I began writing this while in France, but wasn’t able to finish it until now!
Day 3 in Marseille and let me tell you – it is beyond anything I could have imagined. I have been dying to blog about it all and finally have access to a keyboard I understand, and the energy to put my experience on “paper.” I was originally going to break this entry up by days (1, 2, 3, etc) but I am going a different route – enjoy!
The south of France is not made for tourists. That Marseille is no Paris is evident in more ways than one, but the absurdity of tourists has been most prevalent for us. My sister had notified me that it would be important to know some French to communicate here, but I did not realize the extent of this truth until day 1.
On the plane trip over to Marseille I spent a lot of time going through a French/English dictionary, wrote down some key phrases and even had my cousin quiz me after I studied some. It was all very exciting and my main thought was I could at least be endearing if I made the effort to know the language, rather than expect everyone to speak to me in English automatically. I don’t think I could have understood then how difficult communication would truly be.
It is incredibly rare to find someone here who speaks any English. At. All. From day 1 Rick Steves, author of our French/English dictionary, has saved our lives one choppy french phrase at a time. Imagine yourself in a brand new country, where no one understands you and you understand no one, you have no phone/way to communicate with the one person you do actually know there, and no idea how to efficiently get around. Imagine that and you have our first several unnerving hours in Marseille!
Dictionary in hand, I began every approach with, “Desolay, no parl frahn-say. Parlez vous anglais?” (Sorry, I don’t speak French. Do you speak English?). After which I proceeded to gesture like a mad-woman and speak like a cave-person before finally pointing to what I wanted to say in the dictionary itself.
It was mainly by guessing that we made it to the main train station of the city, and only with luck and asking around (in broken French) that we managed to find and purchase a sim card for a phone. Once we had that in order things turned around, as we were able to make contact with my sister, who thank God knows the language and is familiar with the place.
However, since she has class until 5:30 everyday, Rick Steves is still our best friend during the day.
I feel like we saw everything there was to see in Marseilles. This trip was definitely not a break, everyday was filled with travel and although it was tiring I wouldn’t have had it any other way. We spent a day at Aix en Provence – a young people’s historic city filled with vibrant shops and people. We explored the Middle Eastern market at Noailles. We saw Notre Dame de la Garde, Château d’If (one of the settings of The Count of Monte Cristo) and the beautiful city of Cassis. From all that we saw I have two favorites.
1. Vieux Port – This is one of the first sights I saw in France, as well as one I saw most frequently. The port is full of sailboats and surrounded by city-style dining and shopping. Even though it smelled heavily of fish in this area, it is probably the place I would miss most.
2. Les Calanques – On our very last day, my sister’s host parents took us on a fantastic day trip beginning with the Calanques.

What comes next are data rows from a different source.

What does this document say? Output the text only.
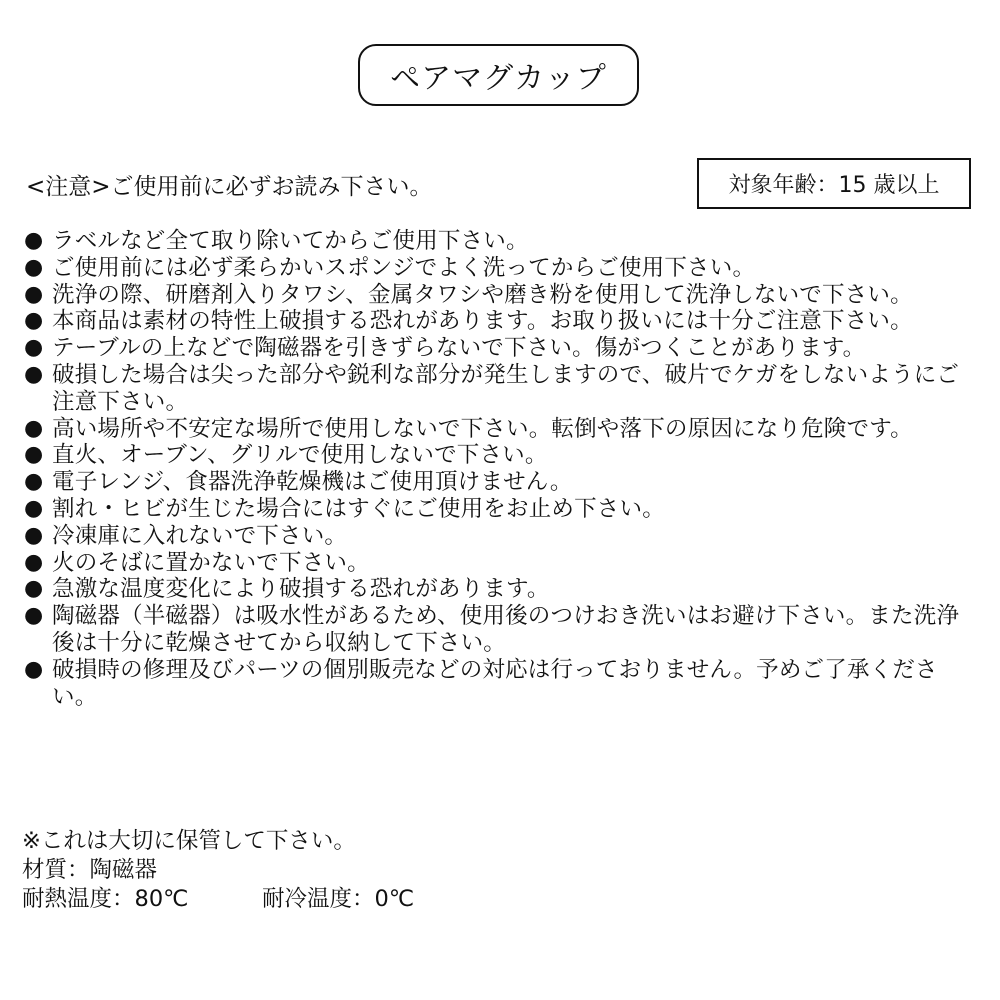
ペアマグカップ
<注意>ご使用前に必ずお読み下さい。	対象年齢：15 歳以上
● ラベルなど全て取り除いてからご使用下さい。
● ご使用前には必ず柔らかいスポンジでよく洗ってからご使用下さい。
● 洗浄の際、研磨剤入りタワシ、金属タワシや磨き粉を使用して洗浄しないで下さい。
● 本商品は素材の特性上破損する恐れがあります。お取り扱いには十分ご注意下さい。
● テーブルの上などで陶磁器を引きずらないで下さい。傷がつくことがあります。
● 破損した場合は尖った部分や鋭利な部分が発生しますので、破片でケガをしないようにご注意下さい。
● 高い場所や不安定な場所で使用しないで下さい。転倒や落下の原因になり危険です。
● 直火、オーブン、グリルで使用しないで下さい。
● 電子レンジ、食器洗浄乾燥機はご使用頂けません。
● 割れ・ヒビが生じた場合にはすぐにご使用をお止め下さい。
● 冷凍庫に入れないで下さい。
● 火のそばに置かないで下さい。
● 急激な温度変化により破損する恐れがあります。
● 陶磁器（半磁器）は吸水性があるため、使用後のつけおき洗いはお避け下さい。また洗浄後は十分に乾燥させてから収納して下さい。
● 破損時の修理及びパーツの個別販売などの対応は行っておりません。予めご了承ください。
※これは大切に保管して下さい。
材質：陶磁器
耐熱温度：80℃	耐冷温度：0℃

We first hiked way down the Calanques and ended up near the water. Then we climbed all the way up (go quads!) to one of the highest peaks. 2 inspiring perspectives in 1 incredible location. The hike itself, which was treacherous at times, made me feel alive (and hot, sweaty and tired of course). I snapped many pictures but each was snapped with the knowledge that I would never be able to capture its true majesty. This hike, more than any other part of the trip, helped me realize how small a part of the world I am. In a good way – it sort of took some pressure off if that makes sense.
Before I left I was instructed by friends to take pictures of all the food I would eat. Well let me tell you, the food in the south of France really wasn’t all that special. The patisseries had some good pastries, and our hotel had delicious croissants but I’m really not sure what is considered typical food in Marseilles. Some locals we talked with couldn’t really answer this question for us either. Marseilles is very diverse and the food reflects this. We saw LOTS of pizza, Indian, Chinese, American and really anything but actual French food. My favorite foods from France were a Mexican-inspired sandwich, and Vietnamese stir fry. We also did see baguettes flying off the shelves everyday!

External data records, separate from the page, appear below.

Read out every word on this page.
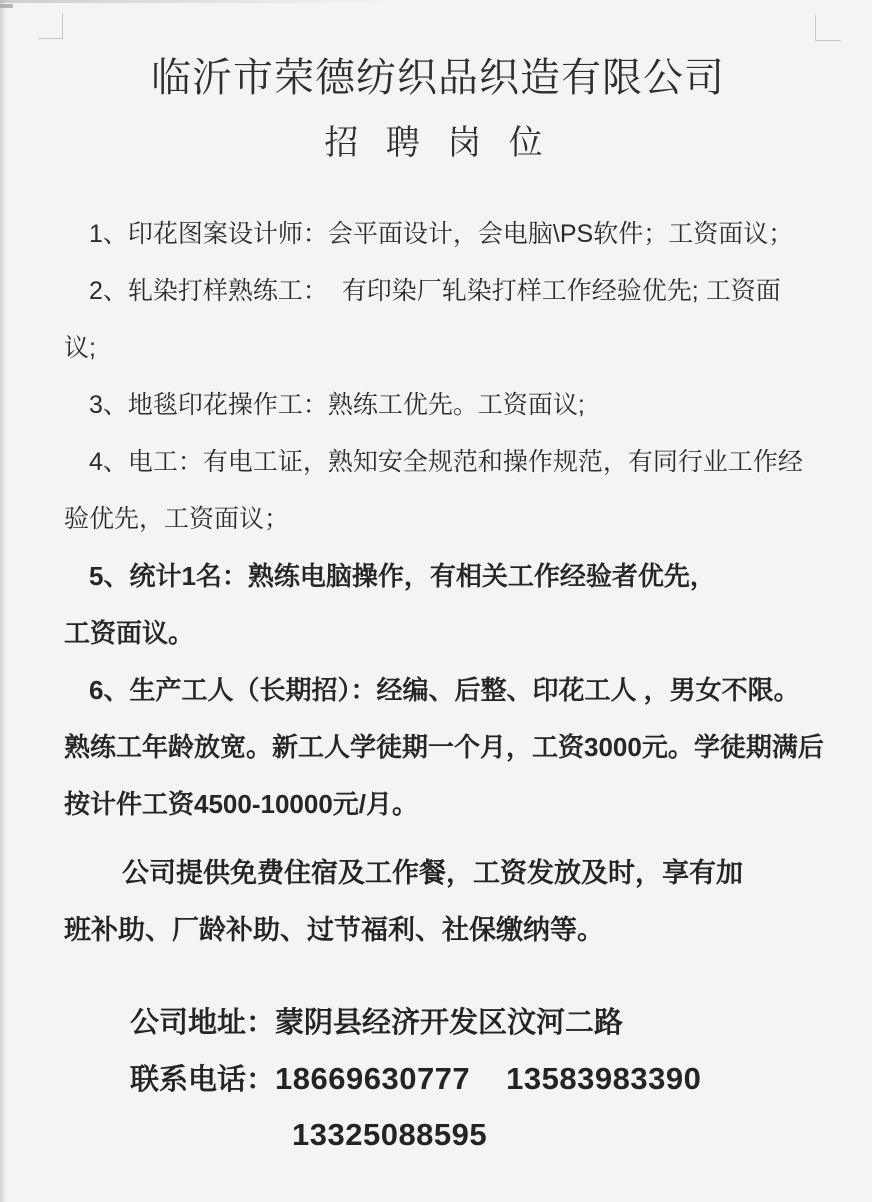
临沂市荣德纺织品织造有限公司
招 聘 岗 位
1、印花图案设计师：会平面设计，会电脑\PS软件；工资面议；
2、轧染打样熟练工：  有印染厂轧染打样工作经验优先; 工资面
议;
3、地毯印花操作工：熟练工优先。工资面议;
4、电工：有电工证，熟知安全规范和操作规范，有同行业工作经
验优先，工资面议；
5、统计1名：熟练电脑操作，有相关工作经验者优先，
工资面议。
6、生产工人（长期招）：经编、后整、印花工人 ，男女不限。
熟练工年龄放宽。新工人学徒期一个月，工资3000元。学徒期满后
按计件工资4500-10000元/月。
公司提供免费住宿及工作餐，工资发放及时，享有加
班补助、厂龄补助、过节福利、社保缴纳等。
公司地址：蒙阴县经济开发区汶河二路
联系电话：18669630777 13583983390
13325088595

Smiling and being loud is definitely not the norm, and because of this we earned eyes everywhere we went. For the most part though, people were very helpful and willing to put up with our Frenglish. Others, however, turned quickly away back to their own affairs. The host parents my sister is living with showed us immense kindness. Not only did they have us over for dinner, they also had us sleep over twice and took time out of their own weekend to take us to Les Calanques and Cassis on our last day. Beautiful people, and they were definitely the exception to the missing smile rule!
Overall this trip to France was an amazing experience that has fueled my travel bug. Can’t wait to be out of the country again hopefully this summer!